Assume every mainstream current-production vehicle has embedded connectivity unless a VIN check, trim sheet, and physical inspection prove otherwise. Mozilla’s Privacy Not Included team gave every one of the 25 car brands it reviewed a warning label, the worst product category it has ever tested, and California’s GM/OnStar settlement, the largest CCPA penalty in the state’s history, shows the risk is not theoretical.
The consumer answer is not “buy a new privacy car.” It is: buy a used vehicle from a verified non-telematics trim and year, or physically bypass the telematics module when a newer vehicle is unavoidable.
Toyota said cellular DCMs would be standard in nearly all new Toyota and Lexus vehicles by 2020, so treat 2020+ Toyota/Lexus as presumptively connected.

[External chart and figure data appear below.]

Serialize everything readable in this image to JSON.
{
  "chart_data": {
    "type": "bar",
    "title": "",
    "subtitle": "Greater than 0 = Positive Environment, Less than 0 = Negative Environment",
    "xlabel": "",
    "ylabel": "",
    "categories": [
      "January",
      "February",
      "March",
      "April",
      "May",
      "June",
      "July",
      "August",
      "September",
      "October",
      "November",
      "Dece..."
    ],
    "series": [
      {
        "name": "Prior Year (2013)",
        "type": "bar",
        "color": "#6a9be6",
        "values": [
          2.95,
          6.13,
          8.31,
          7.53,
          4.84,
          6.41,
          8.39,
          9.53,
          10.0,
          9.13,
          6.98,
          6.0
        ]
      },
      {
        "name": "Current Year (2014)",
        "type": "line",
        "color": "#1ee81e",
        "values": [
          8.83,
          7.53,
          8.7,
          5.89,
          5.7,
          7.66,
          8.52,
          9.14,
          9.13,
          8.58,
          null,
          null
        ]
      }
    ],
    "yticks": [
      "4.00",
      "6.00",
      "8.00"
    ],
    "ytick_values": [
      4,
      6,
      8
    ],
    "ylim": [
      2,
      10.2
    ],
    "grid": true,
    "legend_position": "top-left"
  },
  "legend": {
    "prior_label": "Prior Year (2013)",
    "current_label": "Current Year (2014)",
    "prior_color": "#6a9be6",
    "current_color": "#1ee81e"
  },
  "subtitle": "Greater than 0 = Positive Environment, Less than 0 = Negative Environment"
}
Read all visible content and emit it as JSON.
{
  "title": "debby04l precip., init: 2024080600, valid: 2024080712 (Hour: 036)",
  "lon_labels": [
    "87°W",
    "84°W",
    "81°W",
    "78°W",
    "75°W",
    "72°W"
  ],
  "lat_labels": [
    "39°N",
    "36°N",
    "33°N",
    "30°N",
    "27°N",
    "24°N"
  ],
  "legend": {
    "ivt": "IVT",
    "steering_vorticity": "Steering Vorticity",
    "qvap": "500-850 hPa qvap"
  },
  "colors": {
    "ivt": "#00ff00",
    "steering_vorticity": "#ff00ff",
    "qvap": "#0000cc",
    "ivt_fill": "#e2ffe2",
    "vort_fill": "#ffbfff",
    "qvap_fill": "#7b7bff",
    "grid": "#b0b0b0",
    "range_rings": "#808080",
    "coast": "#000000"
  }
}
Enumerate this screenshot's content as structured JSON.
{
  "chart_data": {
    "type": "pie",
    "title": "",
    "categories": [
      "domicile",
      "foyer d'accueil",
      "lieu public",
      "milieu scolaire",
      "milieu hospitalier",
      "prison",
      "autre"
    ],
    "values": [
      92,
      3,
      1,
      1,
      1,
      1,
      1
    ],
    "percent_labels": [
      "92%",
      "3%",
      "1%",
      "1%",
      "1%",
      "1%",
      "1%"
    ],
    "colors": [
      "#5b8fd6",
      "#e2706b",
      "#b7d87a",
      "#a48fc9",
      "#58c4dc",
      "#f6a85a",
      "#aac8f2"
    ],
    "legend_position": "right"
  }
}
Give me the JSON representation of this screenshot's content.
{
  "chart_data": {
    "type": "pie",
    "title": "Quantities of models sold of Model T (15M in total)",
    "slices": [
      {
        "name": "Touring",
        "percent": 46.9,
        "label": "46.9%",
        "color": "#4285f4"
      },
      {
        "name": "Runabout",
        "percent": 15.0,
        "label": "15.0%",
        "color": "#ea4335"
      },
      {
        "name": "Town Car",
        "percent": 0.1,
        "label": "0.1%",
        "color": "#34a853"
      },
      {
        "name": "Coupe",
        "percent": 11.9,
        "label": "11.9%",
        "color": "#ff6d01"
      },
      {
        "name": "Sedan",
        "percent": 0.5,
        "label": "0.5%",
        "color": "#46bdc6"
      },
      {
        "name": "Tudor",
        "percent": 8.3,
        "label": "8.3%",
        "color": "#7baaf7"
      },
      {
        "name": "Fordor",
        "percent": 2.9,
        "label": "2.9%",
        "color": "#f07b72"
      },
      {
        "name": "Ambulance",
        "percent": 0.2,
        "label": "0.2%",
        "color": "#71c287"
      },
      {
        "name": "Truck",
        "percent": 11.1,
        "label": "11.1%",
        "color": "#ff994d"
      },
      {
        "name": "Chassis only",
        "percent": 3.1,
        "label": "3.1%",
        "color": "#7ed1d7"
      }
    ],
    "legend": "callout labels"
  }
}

Older vehicles still need trim-level verification: Safety Connect, Starlink, OnStar, Blue Link, HondaLink, and similar packages vary by year and trim. GM has had OnStar embedded since the late 1990s; avoid the brand entirely. Nissan was the single worst brand in Mozilla’s review.
Before any purchase: run the VIN through Privacy4Cars and physically inspect for an SOS or emergency-call button near the mirror or overhead console. On pre-2020 Toyotas, no SOS button is a strong sign that Safety Connect hardware was not installed, but still confirm by VIN and trim sheet before treating the car as clean.